Multiculturalism has taken something of a bashing in recent years and is often framed as a distinctly recent development, usually as some form of political ‘project’. But, of course, it isn’t that recent, nor is it so devious. Britain has a long history of immigration whether by force or consent. Glasgow is undoubtedly Scotland’s immigrant city; the revolutionary changes that took place in the 19th century thrust the city to the forefront of Britain’s industrial charge.
Industrialisation brought with it increased employment opportunities in the urban centres of the country, and a general rising in the standard of living. Accompanying changes such as improved sanitation and public health administrations sat alongside the scourge of inadequate housing, hopeless poverty and urban ‘landscaping’ – the sort that saw the removal of hundreds of slum tenements to be replaced not with sturdy, spacious homes, but railway lines. One area that benefitted, in some ways, from the revolutionary change in Glasgow’s fortunes was Govan. Once a rural village, by the 19th century Govan was taking on the habits and trends of many towns in the central belt, that of an industrial locus. Industry was attracted to Govan’s location on the Clyde, which had been deepened the previous century, and it was during this period that its place as a centre of shipbuilding excellence took hold. By the late 19th century Govan was the 7th largest town in Scotland.
Map showing Govan in relation to Glasgow, 1654
Not only did the landscape of the town change but the population also changed, in number and form. In 1861 Govan’s population was dominated by Scots and Irish, who comprised around 98% of the population. The average percentage of Irish born for the whole of Scotland for 1861 was around the 7% mark, in Govan this was 18%. The peak for Irish immigration into Scotland had been in the years running up to, and immediately following, 1851, when as a result of the devastating potato blight that led to famine, 1 million Irish died and a further 1 million emigrated. In 1861 around 2% of the population of Govan was born in England. By 1881, Govan was beginning to attract an increasing number of Russians, Austrians and Poles, the first wave of Central and Eastern European migration.
What typified this latter form of international migration was that it was forced. These migrants were not decanting themselves to Scotland solely in the search for work – as English migrants had been doing – but this was necessitated by threat of harm, inflicted not by nature by man. The infamous anti-Jewish pogroms in Russia which erupted regularly during the late 19th century were murderous in their scope, claiming the lives of between 2500 and 5000 Jewish men, women and children (the exact numbers of those murdered is difficult to estimate).

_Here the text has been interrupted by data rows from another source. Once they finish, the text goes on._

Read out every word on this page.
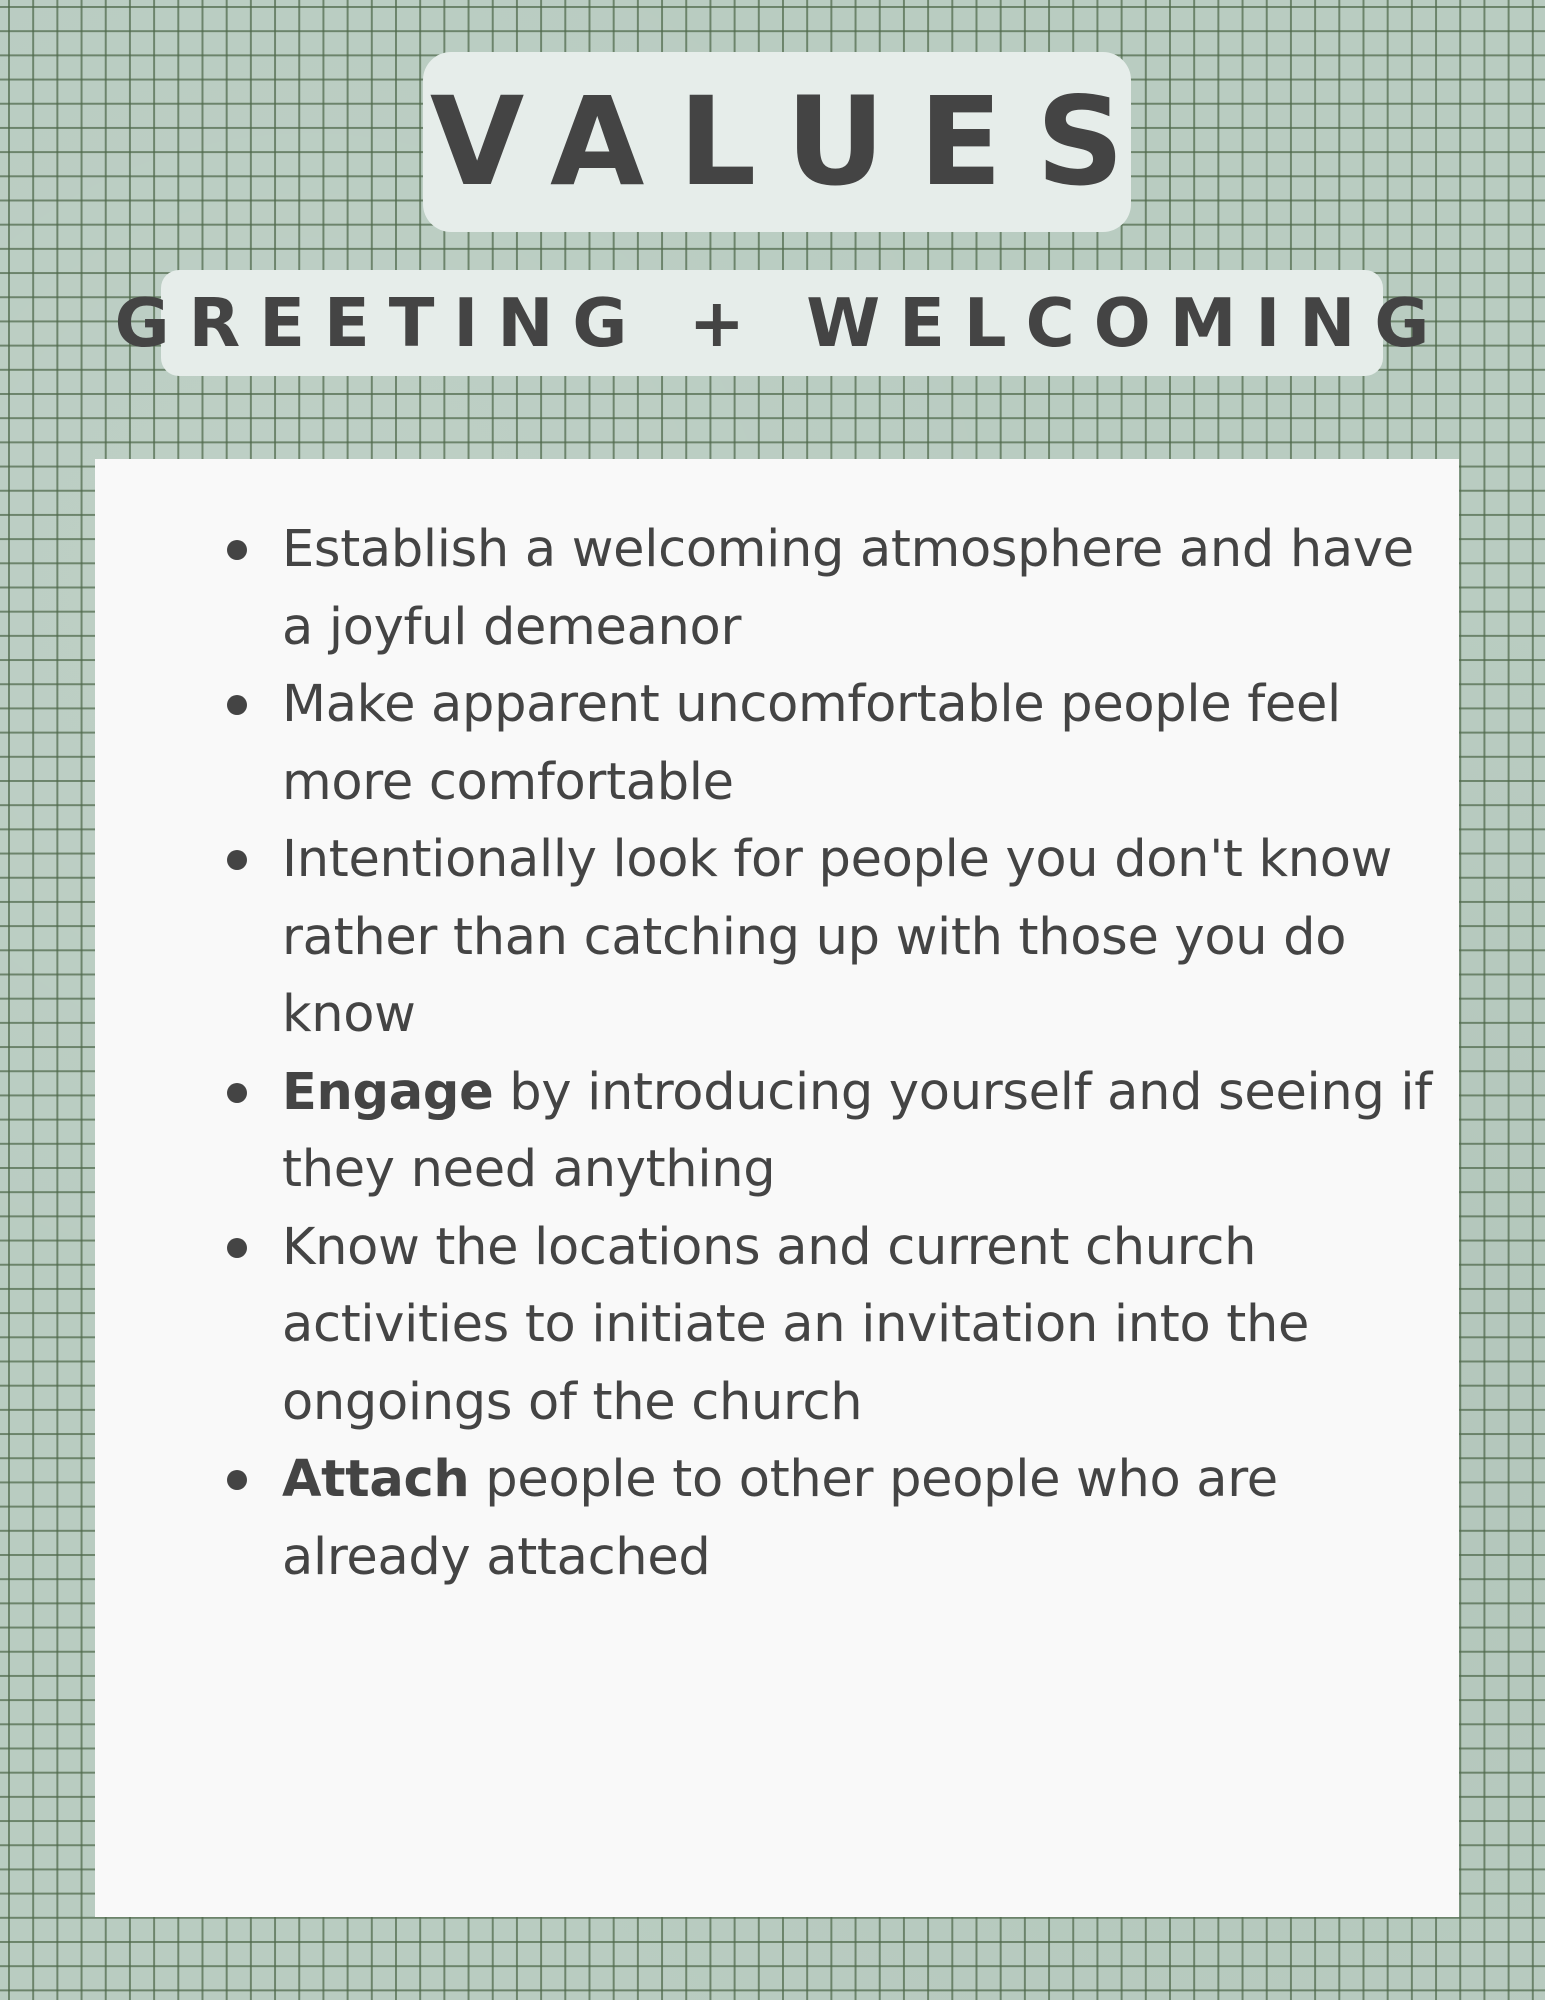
VALUES
GREETING + WELCOMING
Establish a welcoming atmosphere and have a joyful demeanor
Make apparent uncomfortable people feel more comfortable
Intentionally look for people you don't know rather than catching up with those you do know
Engage by introducing yourself and seeing if they need anything
Know the locations and current church activities to initiate an invitation into the ongoings of the church
Attach people to other people who are already attached
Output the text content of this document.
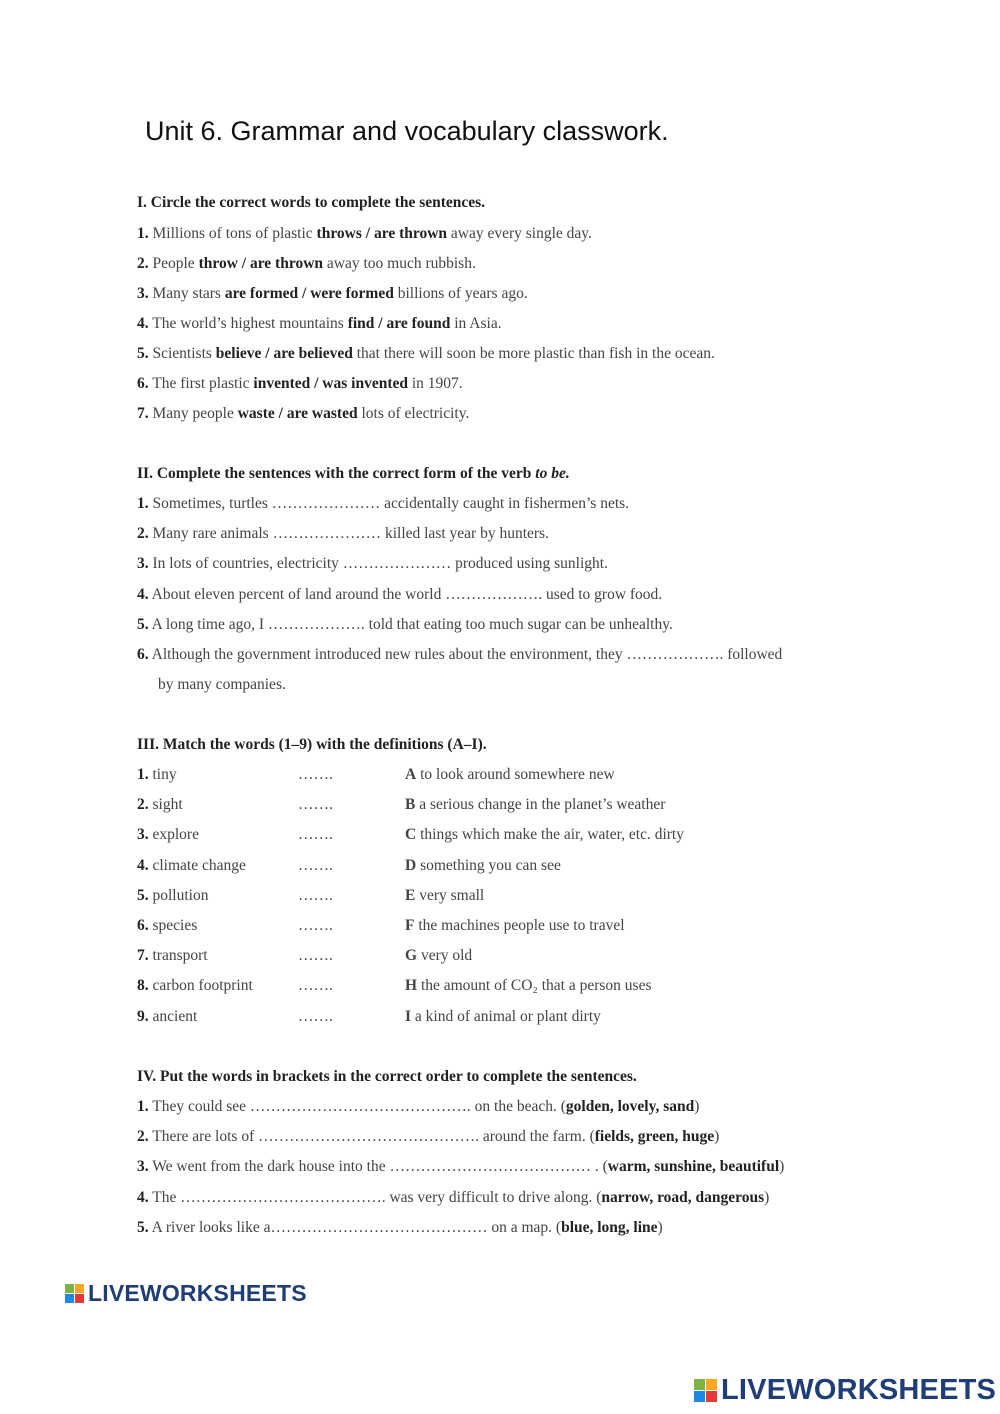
Unit 6. Grammar and vocabulary classwork.
I. Circle the correct words to complete the sentences.
1. Millions of tons of plastic throws / are thrown away every single day.
2. People throw / are thrown away too much rubbish.
3. Many stars are formed / were formed billions of years ago.
4. The world’s highest mountains find / are found in Asia.
5. Scientists believe / are believed that there will soon be more plastic than fish in the ocean.
6. The first plastic invented / was invented in 1907.
7. Many people waste / are wasted lots of electricity.
II. Complete the sentences with the correct form of the verb to be.
1. Sometimes, turtles ………………… accidentally caught in fishermen’s nets.
2. Many rare animals ………………… killed last year by hunters.
3. In lots of countries, electricity ………………… produced using sunlight.
4. About eleven percent of land around the world ………………. used to grow food.
5. A long time ago, I ………………. told that eating too much sugar can be unhealthy.
6. Although the government introduced new rules about the environment, they ………………. followed
by many companies.
III. Match the words (1–9) with the definitions (A–I).
1. tiny	…….	A to look around somewhere new
2. sight	…….	B a serious change in the planet’s weather
3. explore	…….	C things which make the air, water, etc. dirty
4. climate change	…….	D something you can see
5. pollution	…….	E very small
6. species	…….	F the machines people use to travel
7. transport	…….	G very old
8. carbon footprint	…….	H the amount of CO₂ that a person uses
9. ancient	…….	I a kind of animal or plant dirty
IV. Put the words in brackets in the correct order to complete the sentences.
1. They could see ……………………………………. on the beach. (golden, lovely, sand)
2. There are lots of ……………………………………. around the farm. (fields, green, huge)
3. We went from the dark house into the ………………………………… . (warm, sunshine, beautiful)
4. The …………………………………. was very difficult to drive along. (narrow, road, dangerous)
5. A river looks like a…………………………………… on a map. (blue, long, line)
LIVEWORKSHEETS
LIVEWORKSHEETS
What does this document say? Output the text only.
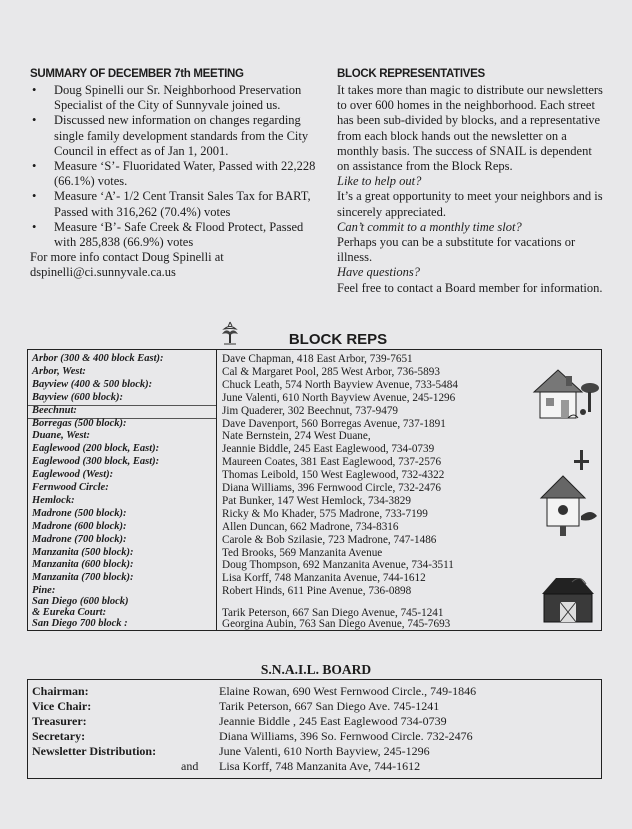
SUMMARY OF DECEMBER 7th MEETING
• Doug Spinelli our Sr. Neighborhood Preservation Specialist of the City of Sunnyvale joined us.
• Discussed new information on changes regarding single family development standards from the City Council in effect as of Jan 1, 2001.
• Measure ‘S’- Fluoridated Water, Passed with 22,228 (66.1%) votes.
• Measure ‘A’- 1/2 Cent Transit Sales Tax for BART, Passed with 316,262 (70.4%) votes
• Measure ‘B’- Safe Creek & Flood Protect, Passed with 285,838 (66.9%) votes

For more info contact Doug Spinelli at dspinelli@ci.sunnyvale.ca.us

BLOCK REPRESENTATIVES

It takes more than magic to distribute our newsletters to over 600 homes in the neighborhood. Each street has been sub-divided by blocks, and a representative from each block hands out the newsletter on a monthly basis. The success of SNAIL is dependent on assistance from the Block Reps.

Like to help out?

It’s a great opportunity to meet your neighbors and is sincerely appreciated.

Can’t commit to a monthly time slot?

Perhaps you can be a substitute for vacations or illness.

Have questions?

Feel free to contact a Board member for information.

BLOCK REPS
Arbor (300 & 400 block East):	Dave Chapman, 418 East Arbor, 739-7651
Arbor, West:	Cal & Margaret Pool, 285 West Arbor, 736-5893
Bayview (400 & 500 block):	Chuck Leath, 574 North Bayview Avenue, 733-5484
Bayview (600 block):	June Valenti, 610 North Bayview Avenue, 245-1296
Beechnut:	Jim Quaderer, 302 Beechnut, 737-9479
Borregas (500 block):	Dave Davenport, 560 Borregas Avenue, 737-1891
Duane, West:	Nate Bernstein, 274 West Duane,
Eaglewood (200 block, East):	Jeannie Biddle, 245 East Eaglewood, 734-0739
Eaglewood (300 block, East):	Maureen Coates, 381 East Eaglewood, 737-2576
Eaglewood (West):	Thomas Leibold, 150 West Eaglewood, 732-4322
Fernwood Circle:	Diana Williams, 396 Fernwood Circle, 732-2476
Hemlock:	Pat Bunker, 147 West Hemlock, 734-3829
Madrone (500 block):	Ricky & Mo Khader, 575 Madrone, 733-7199
Madrone (600 block):	Allen Duncan, 662 Madrone, 734-8316
Madrone (700 block):	Carole & Bob Szilasie, 723 Madrone, 747-1486
Manzanita (500 block):	Ted Brooks, 569 Manzanita Avenue
Manzanita (600 block):	Doug Thompson, 692 Manzanita Avenue, 734-3511
Manzanita (700 block):	Lisa Korff, 748 Manzanita Avenue, 744-1612
Pine:	Robert Hinds, 611 Pine Avenue, 736-0898
San Diego (600 block)
& Eureka Court:	Tarik Peterson, 667 San Diego Avenue, 745-1241
San Diego 700 block :	Georgina Aubin, 763 San Diego Avenue, 745-7693
S.N.A.I.L. BOARD
Chairman:	Elaine Rowan, 690 West Fernwood Circle., 749-1846
Vice Chair:	Tarik Peterson, 667 San Diego Ave. 745-1241
Treasurer:	Jeannie Biddle , 245 East Eaglewood 734-0739
Secretary:	Diana Williams, 396 So. Fernwood Circle. 732-2476
Newsletter Distribution:	June Valenti, 610 North Bayview, 245-1296
and Lisa Korff, 748 Manzanita Ave, 744-1612
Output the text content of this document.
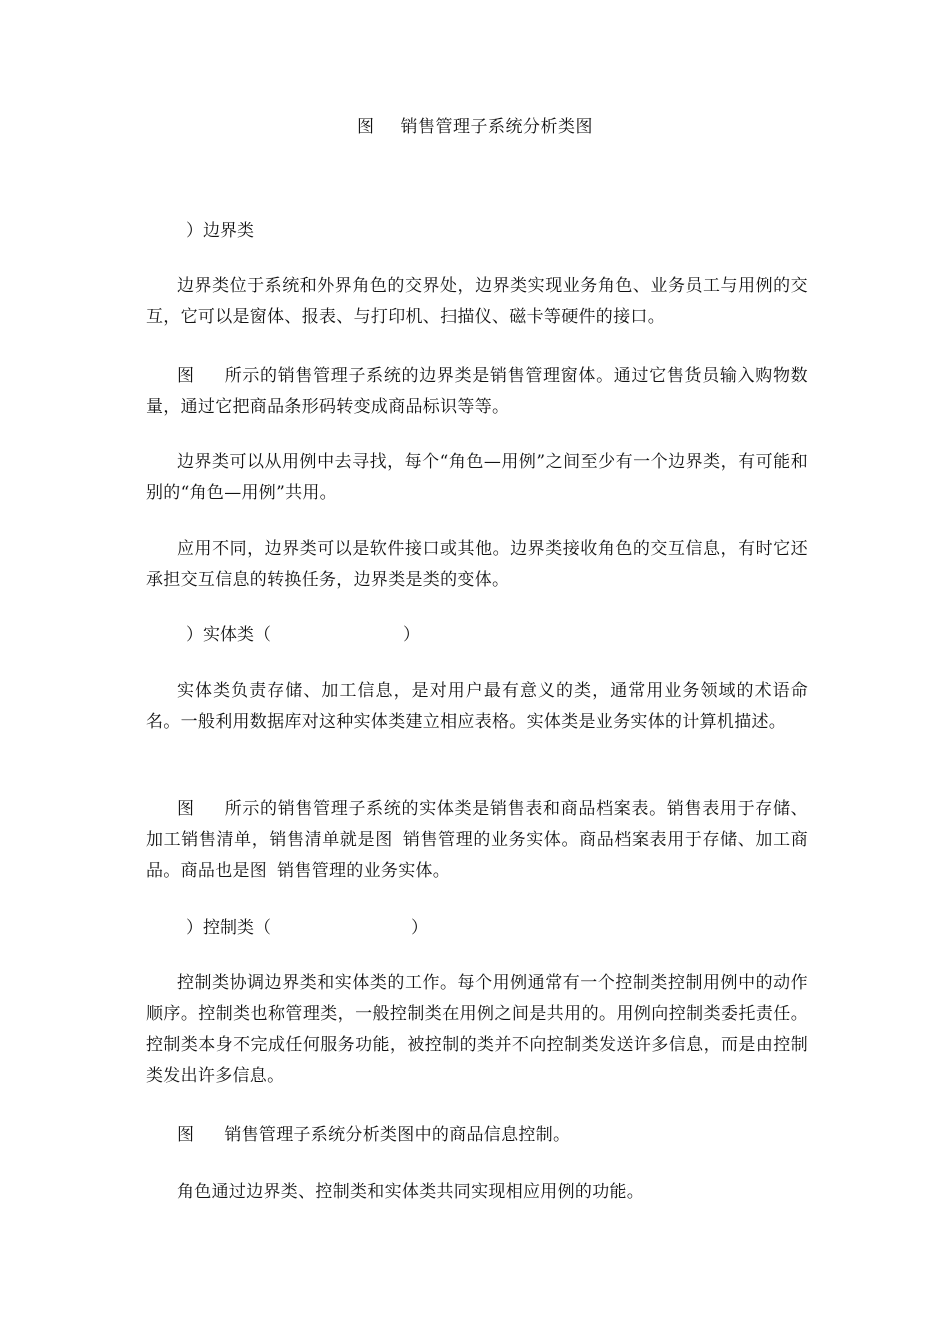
图 销售管理子系统分析类图
）边界类
边界类位于系统和外界角色的交界处，边界类实现业务角色、业务员工与用例的交互，它可以是窗体、报表、与打印机、扫描仪、磁卡等硬件的接口。
图 所示的销售管理子系统的边界类是销售管理窗体。通过它售货员输入购物数量，通过它把商品条形码转变成商品标识等等。
边界类可以从用例中去寻找，每个“角色—用例”之间至少有一个边界类，有可能和别的“角色—用例”共用。
应用不同，边界类可以是软件接口或其他。边界类接收角色的交互信息，有时它还承担交互信息的转换任务，边界类是类的变体。
）实体类（	）
实体类负责存储、加工信息，是对用户最有意义的类，通常用业务领域的术语命名。一般利用数据库对这种实体类建立相应表格。实体类是业务实体的计算机描述。
图 所示的销售管理子系统的实体类是销售表和商品档案表。销售表用于存储、加工销售清单，销售清单就是图 销售管理的业务实体。商品档案表用于存储、加工商品。商品也是图 销售管理的业务实体。
）控制类（	）
控制类协调边界类和实体类的工作。每个用例通常有一个控制类控制用例中的动作顺序。控制类也称管理类，一般控制类在用例之间是共用的。用例向控制类委托责任。控制类本身不完成任何服务功能，被控制的类并不向控制类发送许多信息，而是由控制类发出许多信息。
图 销售管理子系统分析类图中的商品信息控制。
角色通过边界类、控制类和实体类共同实现相应用例的功能。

Govan’s diversity is probably best demonstrated through examination of the census. In 1911, around 78% of the town’s population was Scottish born (which would have included second-generation Irish), 11% were Irish, around 7% were Russian or Polish, 4% were English and the rest were drawn from diverse backgrounds including, Austria, USA, Hungary, Germany, Turkey and France. In effect, over one fifth of the town’s population were not Scots born.
The impact that such levels of immigration had on Govan is difficult to measure; undoubtedly there would have existed some xenophobia (little has changed) but immigrants brought with them particular skill sets and an adaptability that was vital for survival. They also impacted upon the roll-call of Glasgow surnames, many of which still exist today. This is despite the mangling of non-British surnames which occurred when census staff filled in their records struggling with phonetics along the way: tracing one family I found that their surname had changed 3 times in 3 censuses.